18. Please describe your preferred organizational construct for the Privacy Framework. For example, would you like to see a Privacy Framework that is structured around:

a. The information life cycle;

b. Principles such as FIPPs;

c. The NIST privacy engineering objectives of predictability, manageability, and disassociability or other objectives;

d. Use cases or design patterns;

e. A construct similar to the Cybersecurity Framework functions, categories, and subcategories; or

f. Other organizing constructs?

Please elaborate on the benefits or challenges of your preferred approach with respect to integration with organizational processes for managing enterprise risk and developing products or services. If you provided information about topic 10 above, please identify any supporting examples of standards, frameworks, models, methodologies, tools, guidelines and best practices, and principles.

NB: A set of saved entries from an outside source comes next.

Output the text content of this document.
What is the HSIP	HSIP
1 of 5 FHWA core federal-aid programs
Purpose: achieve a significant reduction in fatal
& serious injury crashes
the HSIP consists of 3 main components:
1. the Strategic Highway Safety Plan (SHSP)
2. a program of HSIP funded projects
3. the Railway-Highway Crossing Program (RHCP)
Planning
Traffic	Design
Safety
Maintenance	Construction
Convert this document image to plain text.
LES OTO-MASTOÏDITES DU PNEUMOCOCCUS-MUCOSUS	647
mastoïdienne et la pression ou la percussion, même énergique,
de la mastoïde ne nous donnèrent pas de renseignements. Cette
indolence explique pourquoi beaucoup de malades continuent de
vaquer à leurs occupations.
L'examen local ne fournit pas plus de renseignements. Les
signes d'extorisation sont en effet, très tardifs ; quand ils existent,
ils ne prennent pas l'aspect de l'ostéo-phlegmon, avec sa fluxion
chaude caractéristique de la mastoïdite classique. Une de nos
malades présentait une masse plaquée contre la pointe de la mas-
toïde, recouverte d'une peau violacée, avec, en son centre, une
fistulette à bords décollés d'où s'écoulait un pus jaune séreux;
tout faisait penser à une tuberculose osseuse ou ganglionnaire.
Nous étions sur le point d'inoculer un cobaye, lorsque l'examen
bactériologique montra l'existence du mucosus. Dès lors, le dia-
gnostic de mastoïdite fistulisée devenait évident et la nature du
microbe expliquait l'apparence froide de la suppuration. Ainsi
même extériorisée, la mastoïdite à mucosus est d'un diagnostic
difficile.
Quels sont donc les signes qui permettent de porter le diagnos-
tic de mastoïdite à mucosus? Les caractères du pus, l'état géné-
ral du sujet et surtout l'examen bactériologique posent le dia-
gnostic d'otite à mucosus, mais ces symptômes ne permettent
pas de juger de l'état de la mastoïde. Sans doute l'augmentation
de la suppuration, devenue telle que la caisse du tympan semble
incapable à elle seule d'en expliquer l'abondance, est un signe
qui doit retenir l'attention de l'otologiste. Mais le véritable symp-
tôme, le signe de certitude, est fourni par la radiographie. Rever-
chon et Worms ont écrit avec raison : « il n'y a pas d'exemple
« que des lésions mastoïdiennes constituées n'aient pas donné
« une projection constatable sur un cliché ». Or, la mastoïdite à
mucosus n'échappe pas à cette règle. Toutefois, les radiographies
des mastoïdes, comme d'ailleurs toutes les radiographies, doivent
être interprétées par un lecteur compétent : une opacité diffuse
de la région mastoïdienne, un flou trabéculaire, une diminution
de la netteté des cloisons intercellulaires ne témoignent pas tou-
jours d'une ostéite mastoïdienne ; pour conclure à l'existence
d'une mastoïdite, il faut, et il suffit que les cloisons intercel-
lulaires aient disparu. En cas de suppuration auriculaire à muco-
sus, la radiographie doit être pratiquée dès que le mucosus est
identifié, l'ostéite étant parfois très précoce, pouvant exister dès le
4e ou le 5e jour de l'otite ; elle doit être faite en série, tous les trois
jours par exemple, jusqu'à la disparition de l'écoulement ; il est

Specific Privacy Practices

In addition to the approaches above, NIST is interested in identifying core privacy practices that are broadly applicable across sectors and organizations. NIST is interested in information on the degree of adoption of the following practices regarding products and services:

• De-identification;
• Enabling users to have a reliable understanding about how information is being collected, stored, used, and shared;
• Enabling user preferences;
• Setting default privacy configurations;
• Use of cryptographic technology to achieve privacy outcomes—for example, the disassociability privacy engineering objective;
• Data management, including:

○ Tracking permissions or other types of data tracking tools,

○ Metadata,

○ Machine readability,

○ Data correction and deletion; and

• Usable design or requirements.

19. Whether the practices listed above are widely used by organizations;

20. Whether, in addition to the practices noted above, there are other practices that should be considered for inclusion in the Privacy Framework;

21. How the practices listed above or other proposed practices relate to existing international standards and best practices;

22. Which of these practices you see as being the most critical for protecting individuals' privacy;

23. Whether some of these practices are inapplicable for particular sectors or environments;

24. Which of these practices pose the most significant implementation challenge, and whether the challenges vary by technology or other factors such as size or workforce capability of the organization;

25. Whether these practices are relevant for new technologies like the Internet of Things and artificial intelligence; and

26. How standards or guidelines are utilized by organizations in implementing these practices.

Authority: 15 U.S.C. 272(b), (c), & (e); 15 U.S.C. 278g-3.